Return the merged results and reset internal state.

Retrieves the merged protein and peptide identifications and clears all internal data structures, preparing the algorithm instance for potential reuse.

This method should be called after all desired runs have been inserted to obtain the final merged result.

Parameters
prots[out] The merged protein identification containing the union of all protein hits
peps[out] The merged peptide identifications containing all PSMs from the inserted runs
Note
After calling this method, the internal state is reset, and the algorithm can be reused for a new merging operation.

◆ updateAndMovePepIDs_()

void updateAndMovePepIDs_ ( PeptideIdentificationList &&  pepIDs,
const std::map< String, Size > &  runID_to_runIdx,
const std::vector< StringList > &  originFiles,
bool  annotate_origin 
)
private

Update peptide ID references and move them to the result.

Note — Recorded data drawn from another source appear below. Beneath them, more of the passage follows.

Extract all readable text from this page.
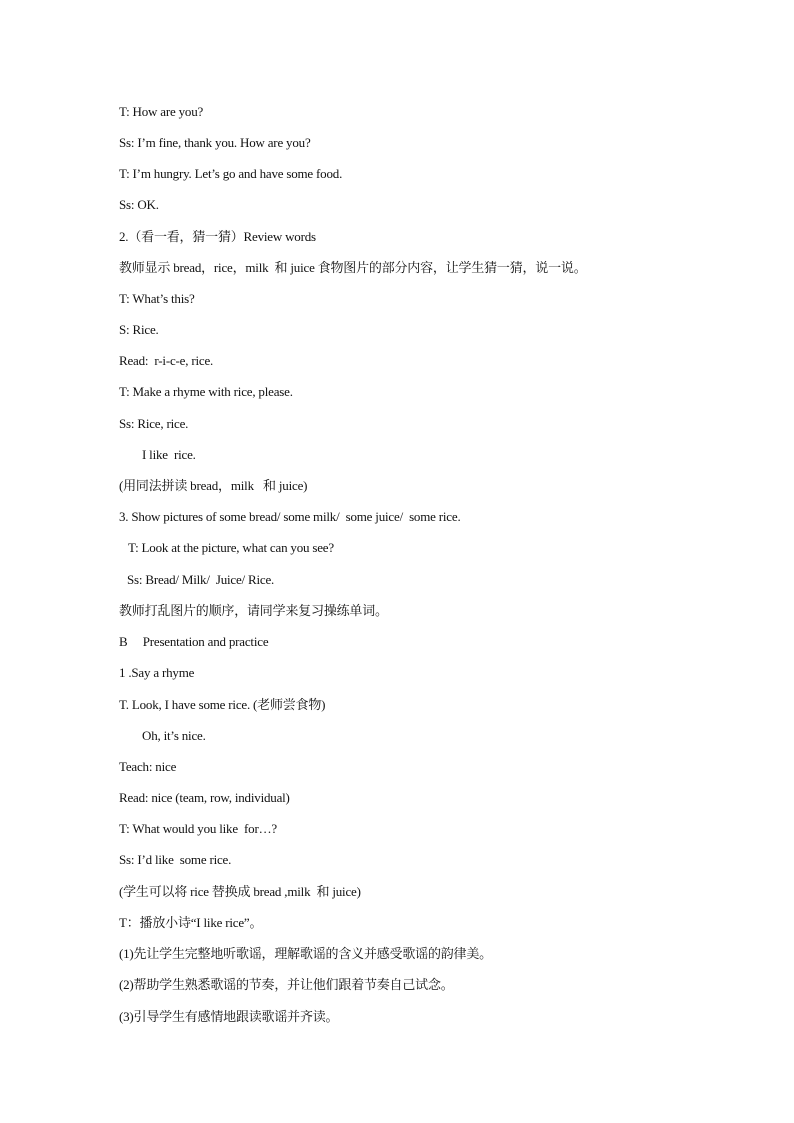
T: How are you?
Ss: I’m fine, thank you. How are you?
T: I’m hungry. Let’s go and have some food.
Ss: OK.
2.（看一看，猜一猜）Review words
教师显示 bread，rice，milk  和 juice 食物图片的部分内容，让学生猜一猜，说一说。
T: What’s this?
S: Rice.
Read:  r-i-c-e, rice.
T: Make a rhyme with rice, please.
Ss: Rice, rice.
I like  rice.
(用同法拼读 bread，milk   和 juice)
3. Show pictures of some bread/ some milk/  some juice/  some rice.
T: Look at the picture, what can you see?
Ss: Bread/ Milk/  Juice/ Rice.
教师打乱图片的顺序，请同学来复习操练单词。
B     Presentation and practice
1 .Say a rhyme
T. Look, I have some rice. (老师尝食物)
Oh, it’s nice.
Teach: nice
Read: nice (team, row, individual)
T: What would you like  for…?
Ss: I’d like  some rice.
(学生可以将 rice 替换成 bread ,milk  和 juice)
T：播放小诗“I like rice”。
(1)先让学生完整地听歌谣，理解歌谣的含义并感受歌谣的韵律美。
(2)帮助学生熟悉歌谣的节奏，并让他们跟着节奏自己试念。
(3)引导学生有感情地跟读歌谣并齐读。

Updates the references in peptide IDs to point to the new protein ID run, then moves the peptide IDs based on the provided mapping.

Parameters
pepIDsVector of peptide identifications to update and move
runID_to_runIdxMapping from run IDs to run indices
originFilesList of origin files for each run
annotate_originWhether to annotate peptide IDs with their origin

Member Data Documentation

◆ collected_protein_hits_

std::unordered_set<ProteinHit, hash_type, equal_type> collected_protein_hits_
private

Set of collected protein hits using custom hash and equality functions.

◆ file_origin_to_idx_

std::map<String, Size> file_origin_to_idx_
private

Mapping to keep track of the mzML origins of spectra.

◆ filled_

bool filled_ = false
private

Flag indicating whether the resulting protein ID is already filled.

◆ fixed_identifier_

bool fixed_identifier_
private

Flag indicating whether the identifier should be fixed (i.e., not contain a timestamp)

◆ id_

String id_
private

The new identifier string for the merged run.

◆ pep_result_

PeptideIdentificationList pep_result_
private

The resulting merged peptide identifications.

◆ prot_result_

ProteinIdentification prot_result_
private

The resulting merged protein identification.